You claim I cannot support it with reality, your turn!
- VIIII
- 11:26 And you still have not answered the proposal that:
- while Edward v. Aguilar is in itself unreasonable and a gross abuse of the establisment clause (SC was - by case law - legislating about establishment, as in against it, and "congress shall not" doesn't mean "SC shall"), it still has a "reasonable" scope;
- and the part of Creationism that was relabelled ID does not fall under this relatively speaking reasonable scope of Edwards v.

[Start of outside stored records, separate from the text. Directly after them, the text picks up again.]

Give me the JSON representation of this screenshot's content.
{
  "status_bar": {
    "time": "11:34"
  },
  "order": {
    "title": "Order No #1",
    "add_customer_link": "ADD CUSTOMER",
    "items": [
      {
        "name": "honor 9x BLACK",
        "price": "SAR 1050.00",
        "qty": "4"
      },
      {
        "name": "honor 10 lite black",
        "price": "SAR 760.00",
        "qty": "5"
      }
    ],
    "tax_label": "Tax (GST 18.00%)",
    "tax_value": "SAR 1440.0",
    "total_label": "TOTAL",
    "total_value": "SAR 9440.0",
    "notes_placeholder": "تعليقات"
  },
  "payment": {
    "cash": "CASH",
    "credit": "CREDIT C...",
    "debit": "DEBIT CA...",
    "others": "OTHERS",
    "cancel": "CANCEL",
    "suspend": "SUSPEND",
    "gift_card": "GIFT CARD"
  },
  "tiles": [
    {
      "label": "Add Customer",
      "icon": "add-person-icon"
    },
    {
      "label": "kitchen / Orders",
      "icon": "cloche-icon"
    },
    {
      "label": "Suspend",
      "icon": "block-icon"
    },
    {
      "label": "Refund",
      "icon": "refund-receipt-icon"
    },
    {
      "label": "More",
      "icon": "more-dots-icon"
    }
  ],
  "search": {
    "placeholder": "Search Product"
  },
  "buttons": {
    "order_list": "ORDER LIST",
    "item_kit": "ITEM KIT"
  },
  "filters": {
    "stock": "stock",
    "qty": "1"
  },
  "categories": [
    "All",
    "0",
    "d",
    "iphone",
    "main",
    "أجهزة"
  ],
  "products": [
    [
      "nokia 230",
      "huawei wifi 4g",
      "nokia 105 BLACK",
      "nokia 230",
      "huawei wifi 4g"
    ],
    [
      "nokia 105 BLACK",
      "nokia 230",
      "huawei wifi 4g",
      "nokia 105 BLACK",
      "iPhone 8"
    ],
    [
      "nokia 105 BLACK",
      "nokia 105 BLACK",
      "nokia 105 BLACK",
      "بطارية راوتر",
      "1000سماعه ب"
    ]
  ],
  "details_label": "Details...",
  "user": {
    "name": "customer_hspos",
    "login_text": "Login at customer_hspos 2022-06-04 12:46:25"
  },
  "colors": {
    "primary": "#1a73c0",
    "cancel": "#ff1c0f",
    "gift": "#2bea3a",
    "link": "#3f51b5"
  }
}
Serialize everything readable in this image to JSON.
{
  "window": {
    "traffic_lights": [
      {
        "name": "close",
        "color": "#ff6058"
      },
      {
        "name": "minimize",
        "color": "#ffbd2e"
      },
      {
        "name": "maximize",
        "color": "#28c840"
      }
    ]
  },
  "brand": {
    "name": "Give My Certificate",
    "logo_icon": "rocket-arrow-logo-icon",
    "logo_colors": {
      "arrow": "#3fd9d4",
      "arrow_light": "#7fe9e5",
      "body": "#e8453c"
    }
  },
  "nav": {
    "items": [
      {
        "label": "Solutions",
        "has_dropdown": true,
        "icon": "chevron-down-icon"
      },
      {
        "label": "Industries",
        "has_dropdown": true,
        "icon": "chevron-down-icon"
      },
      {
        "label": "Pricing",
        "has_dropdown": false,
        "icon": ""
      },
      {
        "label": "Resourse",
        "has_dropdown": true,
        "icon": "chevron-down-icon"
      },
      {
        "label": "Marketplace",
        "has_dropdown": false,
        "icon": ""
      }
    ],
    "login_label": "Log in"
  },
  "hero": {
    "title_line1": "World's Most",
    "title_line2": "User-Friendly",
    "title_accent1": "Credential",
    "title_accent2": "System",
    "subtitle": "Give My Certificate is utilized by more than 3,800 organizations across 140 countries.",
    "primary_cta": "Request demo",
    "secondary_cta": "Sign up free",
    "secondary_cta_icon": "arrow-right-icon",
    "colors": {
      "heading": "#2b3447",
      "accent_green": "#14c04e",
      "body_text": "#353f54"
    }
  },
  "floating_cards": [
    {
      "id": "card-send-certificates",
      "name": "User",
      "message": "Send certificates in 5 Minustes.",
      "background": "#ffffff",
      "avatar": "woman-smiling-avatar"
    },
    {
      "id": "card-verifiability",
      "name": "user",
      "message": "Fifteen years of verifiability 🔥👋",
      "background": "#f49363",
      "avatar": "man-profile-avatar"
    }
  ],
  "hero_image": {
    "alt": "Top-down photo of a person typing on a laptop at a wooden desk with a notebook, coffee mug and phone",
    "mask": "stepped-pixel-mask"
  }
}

Aguilar.
- X
- 11:36 That's like saying anyone who for instance self identifies as "racist" or "antisemite" automatically falls under the scope of laws against incitation of hatred against people of certain skin colours or ways of mis-reading the Torah.
Even if there is a verbal agreement between what the supposed culprit says and what the law says, the law - or in this case the case law - may mean one fairly specific thing with the term condemned (overall or for in public schools) and imposing the ban outside that specific thing, well, that is "faire le procès de l'intention" as the saying goes here in France.
It's inviting to collective hysteria, and it's demanding not just respect of the human law but even zeal for it. It's barbaric.